Will donating a kidney shorten my lifespan?

No. Actually, data has shown that living kidney donors live longer than the average person. Some scientists believe this is due to a selection bias; people who donate a kidney are some of the most healthy people, thus they should be expected to live longer than the average person.

Will I be able to live a normal life after donating a kidney?

Certainly. Decades of patient follow up confirms that donating a kidney does not affect your day to day life in any way. Donors can hike, bike, drive, travel to distant countries, pretty much everything they did before they donated. We recommend a yearly examination by your PCP.

What if my remaining kidney fails?

Although this complication is extremely rare, the United Network for Organ Sharing has a policy for this. Prior living donors who subsequently need a kidney transplant are placed near the top of the deceased donor list, thus receive a kidney within a few months.

How long does the surgery take? How long will I be in the hospital?

The surgery lasts about 2-3 hours. The typical length of stay is 3 days. Most donors are out of work for about 2-6 weeks.

What should I expect my recovery time to be? How will I feel after the surgery?

Most donors will have mild to moderate pain post operatively, that is usually relieved by oral pain medications. Most patients feel they no longer need pain medications after 2 weeks or even sooner. Most donors can eat the first or second day after the operation. We recommend you don’t lift anything over 20 lbs for 6 weeks and avoid driving for 2 weeks. If you have children, you will need assistance for the first week you return from the hospital.

When can I go back to work?

It mostly depends on what your daily work entails. If you have an “office” job, most donors can go back to work in 2-4 weeks. If you have a job that involves physical work , 6-8 weeks is a common return to work date.

Can I have children?

Research shows donating a kidney does not effect your ability to get pregnant or father a child. Some studies have shown that there is a higher risk of pre-eclampsia and low birth weight in women who become pregnant after donation.

Could I have trouble obtaining insurance after donating?

Kidney donors had very few problems obtaining medical or disability insurance, according to national studies of insurance providers. Only 4% had trouble getting disability insurance, life or health insurance. Less than 3% had difficulties. If you have trouble with insurance issues, contact the PSL transplant team who will be glad to help you.

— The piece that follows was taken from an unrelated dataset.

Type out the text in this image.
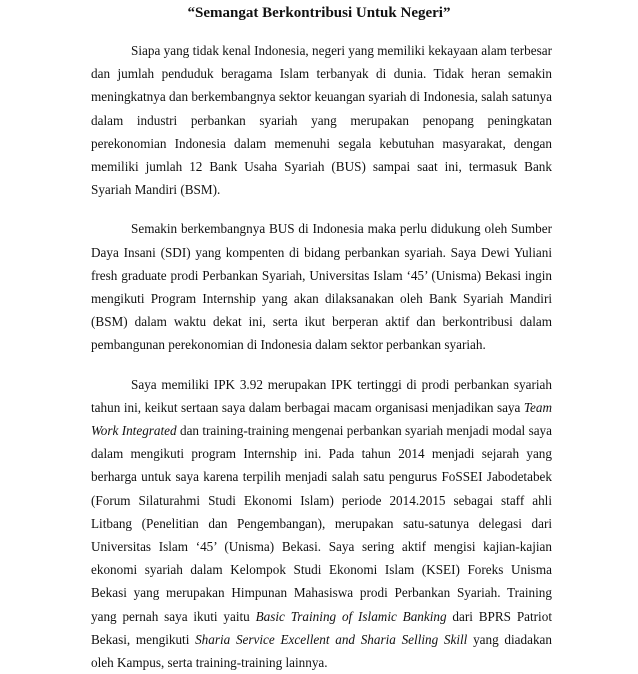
“Semangat Berkontribusi Untuk Negeri”

Siapa yang tidak kenal Indonesia, negeri yang memiliki kekayaan alam terbesar dan jumlah penduduk beragama Islam terbanyak di dunia. Tidak heran semakin meningkatnya dan berkembangnya sektor keuangan syariah di Indonesia, salah satunya dalam industri perbankan syariah yang merupakan penopang peningkatan perekonomian Indonesia dalam memenuhi segala kebutuhan masyarakat, dengan memiliki jumlah 12 Bank Usaha Syariah (BUS) sampai saat ini, termasuk Bank Syariah Mandiri (BSM).

Semakin berkembangnya BUS di Indonesia maka perlu didukung oleh Sumber Daya Insani (SDI) yang kompenten di bidang perbankan syariah. Saya Dewi Yuliani fresh graduate prodi Perbankan Syariah, Universitas Islam ‘45’ (Unisma) Bekasi ingin mengikuti Program Internship yang akan dilaksanakan oleh Bank Syariah Mandiri (BSM) dalam waktu dekat ini, serta ikut berperan aktif dan berkontribusi dalam pembangunan perekonomian di Indonesia dalam sektor perbankan syariah.

Saya memiliki IPK 3.92 merupakan IPK tertinggi di prodi perbankan syariah tahun ini, keikut sertaan saya dalam berbagai macam organisasi menjadikan saya Team Work Integrated dan training-training mengenai perbankan syariah menjadi modal saya dalam mengikuti program Internship ini. Pada tahun 2014 menjadi sejarah yang berharga untuk saya karena terpilih menjadi salah satu pengurus FoSSEI Jabodetabek (Forum Silaturahmi Studi Ekonomi Islam) periode 2014.2015 sebagai staff ahli Litbang (Penelitian dan Pengembangan), merupakan satu-satunya delegasi dari Universitas Islam ‘45’ (Unisma) Bekasi. Saya sering aktif mengisi kajian-kajian ekonomi syariah dalam Kelompok Studi Ekonomi Islam (KSEI) Foreks Unisma Bekasi yang merupakan Himpunan Mahasiswa prodi Perbankan Syariah. Training yang pernah saya ikuti yaitu Basic Training of Islamic Banking dari BPRS Patriot Bekasi, mengikuti Sharia Service Excellent and Sharia Selling Skill yang diadakan oleh Kampus, serta training-training lainnya.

What is my financial responsibility?

The recipient’s insurance company covers all of the medial donor evaluation process, donor surgery and transplant related follow up. Lost wages from time off, travel costs, child care and living expenses for the donor are not reimbursed. If you anticipate you might have trouble covering your expenses while you are out of work, there are foundations that you can apply to for financial help. We can help you through this process.

What if I change my mind about donating?

As potential donors go through the evaluation process, sometimes it becomes clear that living donation is not the right choice for a particular individual. Donor candidates can opt out of the process AT ANY TIME.

How will my life be different after donating a kidney?

Living donors can and do essentially the same activities as they could prior to donation. Living an active lifestyle, such as running, biking, and all are usual daily activities for a living donor. Activities to avoid would include full contact football or karate, hockey, skiing between trees or anything that might lead to severe blunt trauma to the remaining kidney. Ultramarathons, Ironman events or any activity that may lead to extreme dehydration should be avoided as well. NSAID medications should be avoided as well.